Problems with the list of procedures and coverage also grew: there were 12,091 complaints to the ANS in the first seven months of 2019, compared to 16,634 this year.

“Many plans deny treatments that were determined by doctors and try to carry out simpler and cheaper procedures”, says lawyer Fabrício Posocco.

He mentions, for example, operators’ refusal to offer “home care”, as happened with Richard’s family. “These are situations that make relationships between patients and plans complicated and cause an increase in complaints.” According to the CNJ (National Council of Justice), at the end of 2022, there were 520,000 processes related to health in progress.

On the other hand, Hasse points out that this category also includes users who wish, for example, to perform cosmetic surgeries and try to deceive operators by presenting the procedures as repairs — which are covered. “Each case is different, it is difficult to standardize health actions”, says the lawyer.

As shown by Sheet, health care providers have obtained favorable court decisions against fraud schemes that involve irregular requests for reimbursement for consultations and exams. According to data from FenaSaúde (National Supplementary Health Federation), which represents large groups in the sector, from 2019 to 2022 the total volume spent by companies on reimbursements jumped from R$6 billion to R$11.4 billion, an increase of 90%.

The crisis in the sector has reached hospitals, which report payment delays totaling at least RS 2.3 billion.

For lawyer Hasse, the path to reducing complaints involves changes in plan management, including encouraging preventive medicine, reevaluating the service network and changing the doctors’ remuneration system, from the model based on the number of cases treated to another focused on the success of the conduct.

What do operators say?

In a note, Abramge (Brazilian Association of Health Plans) reinforces the importance of health plans in the country and the efforts of operators to meet the needs of beneficiaries in the face of operational losses.

“The sector has also faced significant impacts resulting from various frauds, including loans and counterfeiting of cards, misuse for aesthetic procedures, duplicate and fraudulent reimbursements for consultations, in addition to overpriced materials”, he says.

According to the association, operators are working to expand the service infrastructure, improve systems and organize networks and, thus, “bring Brazilian supplementary health to a sustainable path that promotes access to the private health system”.

FenaSaúde highlights that users can try to reach a direct resolution with the operator before registering a complaint with the ANS, and that the resolution rate in the sector is high.

“All associates offer customer service and ombudsman channels for clarifications, doubts and various issues.

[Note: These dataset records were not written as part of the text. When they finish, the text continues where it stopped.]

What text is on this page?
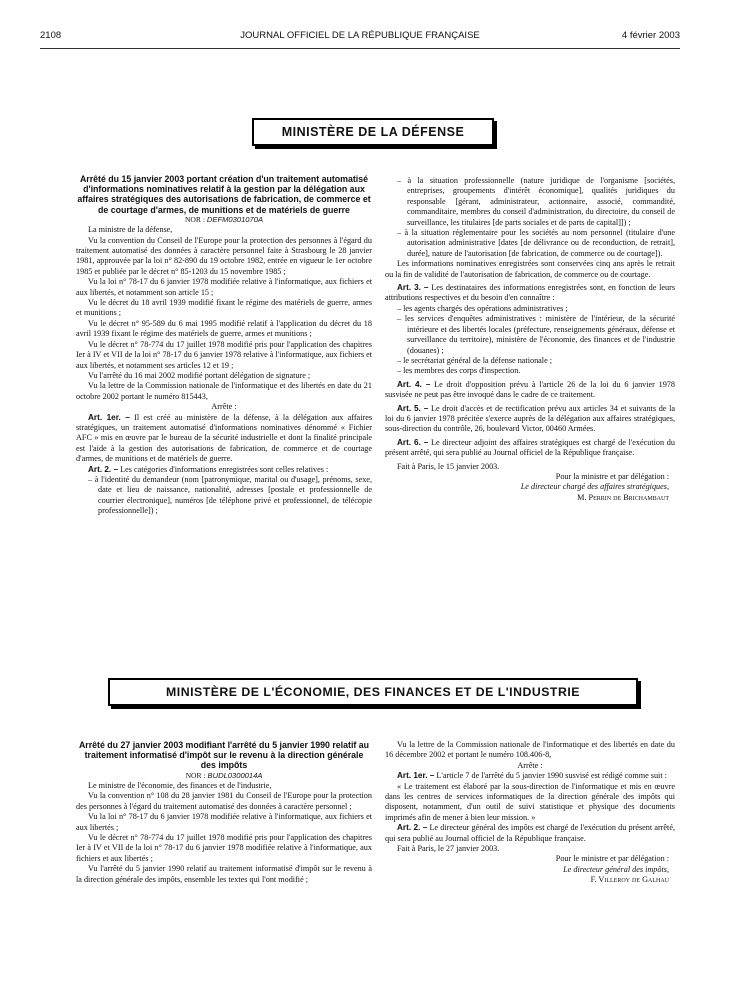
2108	JOURNAL OFFICIEL DE LA RÉPUBLIQUE FRANÇAISE	4 février 2003
MINISTÈRE DE LA DÉFENSE

Arrêté du 15 janvier 2003 portant création d'un traitement automatisé d'informations nominatives relatif à la gestion par la délégation aux affaires stratégiques des autorisations de fabrication, de commerce et de courtage d'armes, de munitions et de matériels de guerre

NOR : DEFM0301070A

La ministre de la défense,

Vu la convention du Conseil de l'Europe pour la protection des personnes à l'égard du traitement automatisé des données à caractère personnel faite à Strasbourg le 28 janvier 1981, approuvée par la loi n° 82-890 du 19 octobre 1982, entrée en vigueur le 1er octobre 1985 et publiée par le décret n° 85-1203 du 15 novembre 1985 ;

Vu la loi n° 78-17 du 6 janvier 1978 modifiée relative à l'informatique, aux fichiers et aux libertés, et notamment son article 15 ;

Vu le décret du 18 avril 1939 modifié fixant le régime des matériels de guerre, armes et munitions ;

Vu le décret n° 95-589 du 6 mai 1995 modifié relatif à l'application du décret du 18 avril 1939 fixant le régime des matériels de guerre, armes et munitions ;

Vu le décret n° 78-774 du 17 juillet 1978 modifié pris pour l'application des chapitres Ier à IV et VII de la loi n° 78-17 du 6 janvier 1978 relative à l'informatique, aux fichiers et aux libertés, et notamment ses articles 12 et 19 ;

Vu l'arrêté du 16 mai 2002 modifié portant délégation de signature ;

Vu la lettre de la Commission nationale de l'informatique et des libertés en date du 21 octobre 2002 portant le numéro 815443,

Arrête :

Art. 1er. – Il est créé au ministère de la défense, à la délégation aux affaires stratégiques, un traitement automatisé d'informations nominatives dénommé « Fichier AFC » mis en œuvre par le bureau de la sécurité industrielle et dont la finalité principale est l'aide à la gestion des autorisations de fabrication, de commerce et de courtage d'armes, de munitions et de matériels de guerre.

Art. 2. – Les catégories d'informations enregistrées sont celles relatives :

– à l'identité du demandeur (nom [patronymique, marital ou d'usage], prénoms, sexe, date et lieu de naissance, nationalité, adresses [postale et professionnelle de courrier électronique], numéros [de téléphone privé et professionnel, de télécopie professionnelle]) ;

– à la situation professionnelle (nature juridique de l'organisme [sociétés, entreprises, groupements d'intérêt économique], qualités juridiques du responsable [gérant, administrateur, actionnaire, associé, commandité, commanditaire, membres du conseil d'administration, du directoire, du conseil de surveillance, les titulaires [de parts sociales et de parts de capital]]) ;

– à la situation réglementaire pour les sociétés au nom personnel (titulaire d'une autorisation administrative [dates [de délivrance ou de reconduction, de retrait], durée], nature de l'autorisation [de fabrication, de commerce ou de courtage]).

Les informations nominatives enregistrées sont conservées cinq ans après le retrait ou la fin de validité de l'autorisation de fabrication, de commerce ou de courtage.

Art. 3. – Les destinataires des informations enregistrées sont, en fonction de leurs attributions respectives et du besoin d'en connaître :

– les agents chargés des opérations administratives ;

– les services d'enquêtes administratives : ministère de l'intérieur, de la sécurité intérieure et des libertés locales (préfecture, renseignements généraux, défense et surveillance du territoire), ministère de l'économie, des finances et de l'industrie (douanes) ;

– le secrétariat général de la défense nationale ;

– les membres des corps d'inspection.

Art. 4. – Le droit d'opposition prévu à l'article 26 de la loi du 6 janvier 1978 susvisée ne peut pas être invoqué dans le cadre de ce traitement.

Art. 5. – Le droit d'accès et de rectification prévu aux articles 34 et suivants de la loi du 6 janvier 1978 précitée s'exerce auprès de la délégation aux affaires stratégiques, sous-direction du contrôle, 26, boulevard Victor, 00460 Armées.

Art. 6. – Le directeur adjoint des affaires stratégiques est chargé de l'exécution du présent arrêté, qui sera publié au Journal officiel de la République française.

Fait à Paris, le 15 janvier 2003.

Pour la ministre et par délégation :

Le directeur chargé des affaires stratégiques,

M. Perrin de Brichambaut

MINISTÈRE DE L'ÉCONOMIE, DES FINANCES ET DE L'INDUSTRIE

Arrêté du 27 janvier 2003 modifiant l'arrêté du 5 janvier 1990 relatif au traitement informatisé d'impôt sur le revenu à la direction générale des impôts

NOR : BUDL0300014A

Le ministre de l'économie, des finances et de l'industrie,

Vu la convention n° 108 du 28 janvier 1981 du Conseil de l'Europe pour la protection des personnes à l'égard du traitement automatisé des données à caractère personnel ;

Vu la loi n° 78-17 du 6 janvier 1978 modifiée relative à l'informatique, aux fichiers et aux libertés ;

Vu le décret n° 78-774 du 17 juillet 1978 modifié pris pour l'application des chapitres Ier à IV et VII de la loi n° 78-17 du 6 janvier 1978 modifiée relative à l'informatique, aux fichiers et aux libertés ;

Vu l'arrêté du 5 janvier 1990 relatif au traitement informatisé d'impôt sur le revenu à la direction générale des impôts, ensemble les textes qui l'ont modifié ;

Vu la lettre de la Commission nationale de l'informatique et des libertés en date du 16 décembre 2002 et portant le numéro 108.406-8,

Arrête :

Art. 1er. – L'article 7 de l'arrêté du 5 janvier 1990 susvisé est rédigé comme suit :

« Le traitement est élaboré par la sous-direction de l'informatique et mis en œuvre dans les centres de services informatiques de la direction générale des impôts qui disposent, notamment, d'un outil de suivi statistique et physique des documents imprimés afin de mener à bien leur mission. »

Art. 2. – Le directeur général des impôts est chargé de l'exécution du présent arrêté, qui sera publié au Journal officiel de la République française.

Fait à Paris, le 27 janvier 2003.

Pour le ministre et par délégation :

Le directeur général des impôts,

F. Villeroy de Galhau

The demands received are used to improve processes and the vast majority of cases are resolved without the need to call external bodies.”

How does a complaint to ANS work?

ANS is the main channel for receiving demands from health plan users in the country and acts to mediate conflicts between beneficiaries and operators through the NIP (Preliminary Intermediation Notification). The tool was created to speed up the solution of problems reported by consumers, with a resolution rate of over 90%.

Under the NIP, the complaint registered in the agency’s service channels is automatically sent to the responsible operator, who has up to five working days to resolve the problem, in cases of assistance coverage, and up to ten working days for non-assistance demands.

If the problem is not resolved by the NIP and a violation of the sector’s legislation is found, an administrative process is initiated that may result in sanctions, including the imposition of a fine.